Technology: To improve supply chain visibility and management, organizations feel the pressure to leverage advanced and emerging technologies like IoT and cloud computing. Additionally, they are looking to get better at asset utilization and reduce asset-related costs. As technology and computing power continue to lower barriers to entry, organizations must compete with newer, more agile players for the same customer pool. In this context, it is critical for organizations to embrace the latest digital tools and technologies to effectively compete against these new, disruptive competitors. Robust inventory management and optimization capabilities can help them fulfill customer demands effectively and efficiently.

Other factors driving inventory management and optimization in supply chains are:

Customer demand: One of the other drivers of inventory management is customer demand. Companies need to maintain sufficient inventory levels to meet customer demand while minimizing excess inventory that can tie up capital and increase storage costs.

Lead time: Lead time is the time it takes for an order to be fulfilled—from the time it is placed until it is delivered. Lead time variability can significantly impact inventory management, as companies need to maintain enough inventory to cover demand during longer lead times.

Cost of carrying inventory: Inventory carrying costs, including storage, insurance, and financing costs, can be significant for companies. Therefore, inventory optimization involves finding the right balance between carrying enough inventory to meet customer demand and minimizing the costs associated with carrying excess inventory.

Supply chain disruptions: Supply chain disruptions, such as natural disasters or transportation issues, can impact inventory management. Companies need to be prepared to adjust their inventory levels to ensure that they can continue to meet customer demand during disruptions.

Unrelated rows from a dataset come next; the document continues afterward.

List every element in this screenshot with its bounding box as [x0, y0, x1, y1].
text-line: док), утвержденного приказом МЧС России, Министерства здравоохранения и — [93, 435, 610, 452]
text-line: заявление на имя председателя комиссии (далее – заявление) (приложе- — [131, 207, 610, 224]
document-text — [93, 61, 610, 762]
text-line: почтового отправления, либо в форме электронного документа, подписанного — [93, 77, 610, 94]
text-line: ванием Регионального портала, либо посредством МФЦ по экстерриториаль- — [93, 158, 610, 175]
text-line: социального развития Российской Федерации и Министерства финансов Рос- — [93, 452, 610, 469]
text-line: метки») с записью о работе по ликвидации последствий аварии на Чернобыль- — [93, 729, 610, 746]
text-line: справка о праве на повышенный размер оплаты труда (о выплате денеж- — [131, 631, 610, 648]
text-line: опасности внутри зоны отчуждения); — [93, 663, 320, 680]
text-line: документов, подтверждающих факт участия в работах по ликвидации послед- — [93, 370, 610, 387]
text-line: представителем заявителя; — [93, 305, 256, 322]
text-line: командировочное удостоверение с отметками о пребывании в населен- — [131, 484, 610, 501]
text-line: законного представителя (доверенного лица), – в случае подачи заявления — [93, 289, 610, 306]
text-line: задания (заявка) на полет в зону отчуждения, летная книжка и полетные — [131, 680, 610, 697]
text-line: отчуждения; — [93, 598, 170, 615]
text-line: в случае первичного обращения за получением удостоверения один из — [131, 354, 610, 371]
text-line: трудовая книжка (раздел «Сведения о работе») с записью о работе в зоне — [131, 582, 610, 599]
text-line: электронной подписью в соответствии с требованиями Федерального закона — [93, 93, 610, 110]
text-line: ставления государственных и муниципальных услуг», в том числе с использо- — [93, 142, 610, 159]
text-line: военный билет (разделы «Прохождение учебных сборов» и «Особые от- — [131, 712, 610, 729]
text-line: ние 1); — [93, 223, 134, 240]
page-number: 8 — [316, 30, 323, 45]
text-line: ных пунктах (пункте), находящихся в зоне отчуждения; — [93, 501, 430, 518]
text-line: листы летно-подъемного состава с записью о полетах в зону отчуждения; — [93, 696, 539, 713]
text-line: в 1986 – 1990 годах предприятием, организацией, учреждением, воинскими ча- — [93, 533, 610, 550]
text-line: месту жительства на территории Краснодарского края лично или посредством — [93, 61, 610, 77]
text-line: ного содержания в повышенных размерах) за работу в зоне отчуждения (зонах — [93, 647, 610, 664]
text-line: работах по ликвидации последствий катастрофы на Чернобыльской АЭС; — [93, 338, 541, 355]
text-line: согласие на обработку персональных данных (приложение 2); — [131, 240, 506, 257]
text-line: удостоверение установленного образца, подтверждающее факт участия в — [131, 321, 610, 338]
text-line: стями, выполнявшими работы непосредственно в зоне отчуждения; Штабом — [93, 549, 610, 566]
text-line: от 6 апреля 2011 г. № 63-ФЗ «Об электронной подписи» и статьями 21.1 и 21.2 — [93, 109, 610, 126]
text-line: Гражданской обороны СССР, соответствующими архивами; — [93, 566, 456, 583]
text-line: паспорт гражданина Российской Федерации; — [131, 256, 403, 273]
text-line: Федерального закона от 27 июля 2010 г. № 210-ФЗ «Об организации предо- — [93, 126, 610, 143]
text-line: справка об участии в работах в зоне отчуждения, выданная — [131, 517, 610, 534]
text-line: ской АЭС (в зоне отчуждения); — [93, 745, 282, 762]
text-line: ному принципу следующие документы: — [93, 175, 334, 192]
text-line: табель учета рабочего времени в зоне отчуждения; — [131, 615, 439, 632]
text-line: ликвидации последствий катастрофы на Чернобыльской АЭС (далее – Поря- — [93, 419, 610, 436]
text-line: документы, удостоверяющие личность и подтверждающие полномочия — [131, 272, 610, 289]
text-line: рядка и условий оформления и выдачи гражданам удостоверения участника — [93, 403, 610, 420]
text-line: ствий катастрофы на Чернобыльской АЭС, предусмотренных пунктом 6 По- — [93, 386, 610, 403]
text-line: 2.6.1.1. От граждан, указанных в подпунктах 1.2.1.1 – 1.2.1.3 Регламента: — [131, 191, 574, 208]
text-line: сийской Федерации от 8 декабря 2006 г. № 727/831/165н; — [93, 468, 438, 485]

Production capacity: Production capacity limitations can impact inventory management, as companies need to maintain enough inventory to cover demand during periods of high production activity and minimize inventory during periods of low production activity.

Cost of production: The cost of production can impact inventory management decisions. Companies need to balance the cost of producing more inventory against the costs of carrying excess inventory.

Effective inventory management and optimization require a deep understanding of the supply chain and its various components, including demand, supply, lead times, and costs. Companies that can effectively balance these factors can improve customer service levels while minimizing costs and improving overall supply chain performance.